Watched Iron Man. Got about seven minutes in. Came up with Science Boyfriends drabblething. Here it is. Apologies, as usual, for the writing style and the fact that it might not really make much sense, because it was written between about midnight and two in the morning.

Official disclaimer: I do not, and unfortunately probably will never, own anything you recognize here.

1.

There are certain things they both acknowledge but never talk about. Scars being one of those things, and also nightmares that come with the scars.

2.

Scars aren't always, truthfully, traditional scars, but they're there. The most obvious one glows blue in Tony's chest and keeps him alive. Sometimes, Bruce will stroke the glass cover, and sometimes the look he gives it is reverent, this beautiful piece of technology that keeps Tony here with him, and sometimes the look he gives it is pained, this awful reminder that Tony is in fact thisclose, was thisclose to death, and sometimes he can't even look at it, because no matter how much a part of Tony is it now, it will always be a reminder of the cave and Yinsen and Afghanistan.

3.

Afghanistan is very real to Tony at night. Afghanistan is to his psyche as the arc reactor is to his body: both a vulnerability and a redemption. When he dreams of it and 'dreams' is such a loose term, because what it really is is remembering while sleeping, reliving, trapped. Again and again and again, until he breaks. There's the car battery and the wires and the water head underwater and he can't breathe can't speak just chokes until he can't fucking breathe.

4.

"Breathe, Tony," Bruce whispers in his ear, holding him close, and he is ashamed that he is so vulnerable so broken behind the facade he displays to the world. Bruce strokes his hair, murmuring things telling him he loves him and he knows that in the morning they'll both have slightly red eyes and they'll try to avoid each other's gaze even as they silently accept that they'll be doing this over and over again.

5.

Again and again, they do this dance, play this horrible game. When it's not Tony, it's Bruce, and that makes it all the worse because it means danger.

6.

Danger, Tony thinks, is something he had always respected, played with, even. Before he met Bruce though, it was a concept, and now that he has Bruce, it's been personified, given to Tony in the form of the person he needs the most, not that he would admit it. He wonders sometimes why Bruce doesn't see it, that the flipside of danger is potential.

7.

Potential doesn't mean much when your strongest memory is of being evil.

8.

Evil. Tony will sometimes use that word when they have sex, the extreme hotlongintense fucking kind of sex, and he won't think about it, and neither will Bruce, but later, when they've both gone to sleep, they'll be confronted by the true meaning of the word, and then it's not Tony but Bruce who has nightmares.

9.

Nightmares are something Bruce has been used to ever since the experiment. Used to it, is of course, not actually being used to it. He's used to the memories of transforming. He's used to feeling trapped inside something he can't control something that itself that kills and maims and destroys everything it touches.
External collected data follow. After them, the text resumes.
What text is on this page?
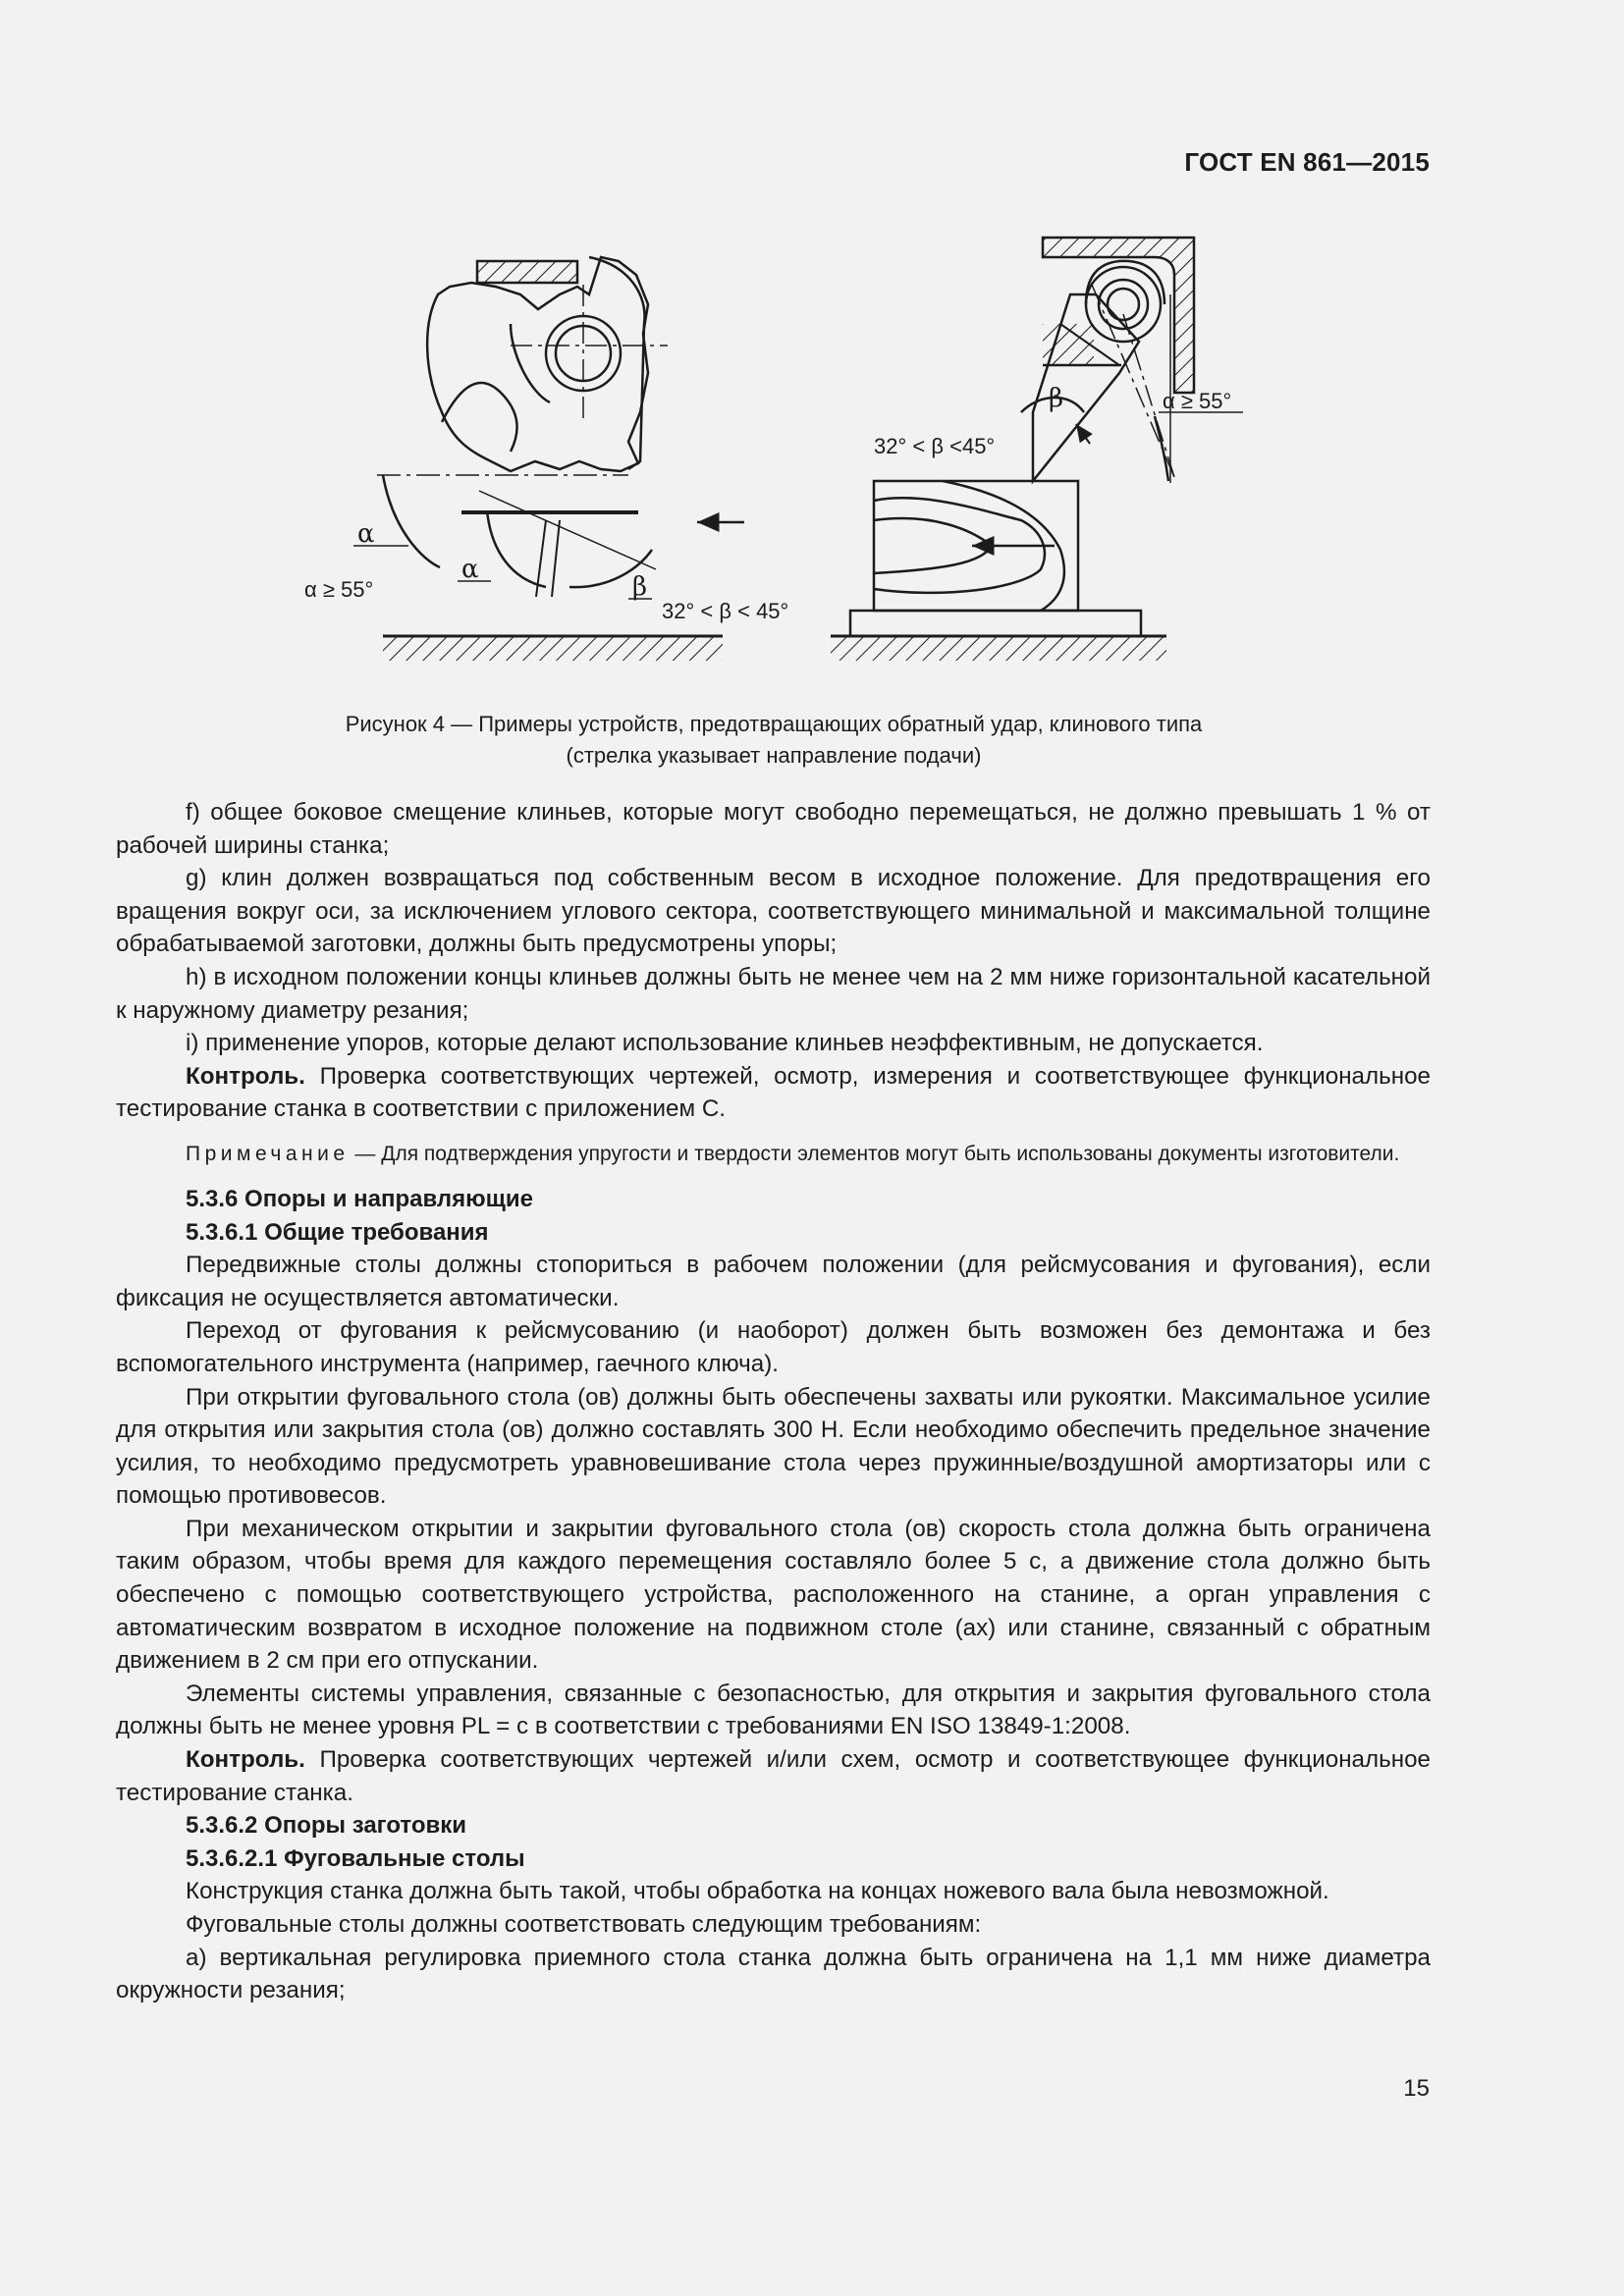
ГОСТ EN 861—2015
α ≥ 55°
α
α
β
32° < β < 45°
α ≥ 55°
β
32° < β <45°
Рисунок 4 — Примеры устройств, предотвращающих обратный удар, клинового типа
(стрелка указывает направление подачи)

f) общее боковое смещение клиньев, которые могут свободно перемещаться, не должно превышать 1 % от рабочей ширины станка;

g) клин должен возвращаться под собственным весом в исходное положение. Для предотвращения его вращения вокруг оси, за исключением углового сектора, соответствующего минимальной и максимальной толщине обрабатываемой заготовки, должны быть предусмотрены упоры;

h) в исходном положении концы клиньев должны быть не менее чем на 2 мм ниже горизонтальной касательной к наружному диаметру резания;

i) применение упоров, которые делают использование клиньев неэффективным, не допускается.

Контроль. Проверка соответствующих чертежей, осмотр, измерения и соответствующее функциональное тестирование станка в соответствии с приложением С.

Примечание — Для подтверждения упругости и твердости элементов могут быть использованы документы изготовители.

5.3.6 Опоры и направляющие
5.3.6.1 Общие требования

Передвижные столы должны стопориться в рабочем положении (для рейсмусования и фугования), если фиксация не осуществляется автоматически.

Переход от фугования к рейсмусованию (и наоборот) должен быть возможен без демонтажа и без вспомогательного инструмента (например, гаечного ключа).

При открытии фуговального стола (ов) должны быть обеспечены захваты или рукоятки. Максимальное усилие для открытия или закрытия стола (ов) должно составлять 300 Н. Если необходимо обеспечить предельное значение усилия, то необходимо предусмотреть уравновешивание стола через пружинные/воздушной амортизаторы или с помощью противовесов.

При механическом открытии и закрытии фуговального стола (ов) скорость стола должна быть ограничена таким образом, чтобы время для каждого перемещения составляло более 5 с, а движение стола должно быть обеспечено с помощью соответствующего устройства, расположенного на станине, а орган управления с автоматическим возвратом в исходное положение на подвижном столе (ах) или станине, связанный с обратным движением в 2 см при его отпускании.

Элементы системы управления, связанные с безопасностью, для открытия и закрытия фуговального стола должны быть не менее уровня PL = c в соответствии с требованиями EN ISO 13849-1:2008.

Контроль. Проверка соответствующих чертежей и/или схем, осмотр и соответствующее функциональное тестирование станка.

5.3.6.2 Опоры заготовки
5.3.6.2.1 Фуговальные столы

Конструкция станка должна быть такой, чтобы обработка на концах ножевого вала была невозможной.

Фуговальные столы должны соответствовать следующим требованиям:

a) вертикальная регулировка приемного стола станка должна быть ограничена на 1,1 мм ниже диаметра окружности резания;

15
In nightmares, Bruce is never human, always a monster and the nightmares are always tinted, ever so slightly, with green.

10.

Green bleeds into his eyes when he's angry, but when he's like this, all Tony sees is brown, somewhere between sleep and wakefulness, twisting the in blankets, writhing, fighting with a demon that lives beneath his own skin.

11.

Skin to skin, Tony turns protector, bringing his lips to Bruce's forehead, to the damp curls there, bracing him, holding on to him, talking to him reminding him of the battle in Manhattan and the way he caught him when he was falling from space from the sky and Bruce shakes his head and Tony doesn't know if it's to ward off the dreams or to deny what Tony is saying, that he can be good.

12.

"Good morning" is not a greeting either of them frequently use. Their eyes meet over breakfast across the table brown to brown weary to weary and there's a nod of admission that they are each vulnerable both weak in this one same way and that neither of them would ever consider saying it speaking of their weakness admitting to the other that they do not feel worthy.

13.

Worthy, Bruce thinks, is being in control so he can keep anymore blood off of his hands. Worthy, Tony thinks, is not looking at his hands and seeing the blood he's already let others shed for his ambition. Neither one says this either, but it the is simultaneous guilt the fear the fragility keeps them together because no one else understands this knowledge that your own death might have, at one point or another, benefitted everybody else and made everything better.

14.

Better, Tony realizes sometimes, is this, this camaraderie, sharing space with someone so brilliant to rival his own genius, better is sharing a bed with someone he can love for being his equal, someone who understands unlike anyone else could the nightmares and the sin. Better, Bruce realizes occasionally, is this life where he is not the Other Guy but a scientist, where he is accepted, loved even, despite thing that torments his every hour, awake or asleep, where someone can comprehend that.

15.

That, both of them think, and this sentiment they will both occasionally actually verbalize, is love.